Search code examples
pythonpandasnumpynormalizationstochastic

Integer matrix to stochastic matrix normalization


Suppose I have matrix with integer values. I want to make it stochastic matrix (i.e. sum of each row in matrix equal to 1)

I create random matrix, count sum of each row and divide each element in row for row sum.

dt = pd.DataFrame(np.random.randint(0,10000,size=10000).reshape(100,100))
dt['sum_row'] = dt.sum(axis=1)
for col_n in dt.columns[:-1]:
    dt[col_n] = dt[col_n] / dt['sum_row']

After this sum of each row should be equal to 1. But it is not.

(dt.sum_row_normalized == 1).value_counts()
> False    75
> True     25
> Name: sum_row_normalized, dtype: int64

I understand that some values is not exactly 1 but very close to it. Nevertheless, how can I normalize matrix correctly?


Solution

  • You can't guarantee the floats will be exactly one, but you can check the closely to an arbitrary precision with np.around.

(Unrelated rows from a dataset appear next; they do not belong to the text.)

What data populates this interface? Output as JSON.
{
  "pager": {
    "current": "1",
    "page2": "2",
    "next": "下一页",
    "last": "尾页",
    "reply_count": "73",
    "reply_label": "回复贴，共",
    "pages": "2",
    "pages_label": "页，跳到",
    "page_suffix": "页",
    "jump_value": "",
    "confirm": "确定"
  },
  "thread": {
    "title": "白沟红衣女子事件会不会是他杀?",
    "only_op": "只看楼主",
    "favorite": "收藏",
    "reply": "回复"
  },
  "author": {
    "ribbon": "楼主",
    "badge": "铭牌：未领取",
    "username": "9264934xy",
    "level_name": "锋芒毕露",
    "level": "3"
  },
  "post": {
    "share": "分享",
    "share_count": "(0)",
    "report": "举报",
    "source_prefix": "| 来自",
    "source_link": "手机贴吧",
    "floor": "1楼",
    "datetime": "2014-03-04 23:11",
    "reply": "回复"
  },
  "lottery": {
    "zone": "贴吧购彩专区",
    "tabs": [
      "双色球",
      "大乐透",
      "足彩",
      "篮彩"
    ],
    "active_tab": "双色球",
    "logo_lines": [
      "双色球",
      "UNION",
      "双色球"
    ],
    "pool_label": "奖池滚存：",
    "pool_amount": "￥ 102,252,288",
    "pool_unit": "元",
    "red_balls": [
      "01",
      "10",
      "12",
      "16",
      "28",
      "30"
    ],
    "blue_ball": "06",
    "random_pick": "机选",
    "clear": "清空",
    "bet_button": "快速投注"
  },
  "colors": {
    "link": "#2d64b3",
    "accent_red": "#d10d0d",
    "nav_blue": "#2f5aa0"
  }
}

    This is probably easier/faster without looping through pandas columns.

    X = np.random.randint(0,10000,size=10000).reshape(100,100)
    X_float = X.astype(float)
    Y = X_float/X_float.sum(axis=1)[:,np.newaxis]
    
    sum(np.around(Y.sum(axis=1),decimals=10)==1) # is 100
    

    (you don't need the .astype(float) step in python 3.x)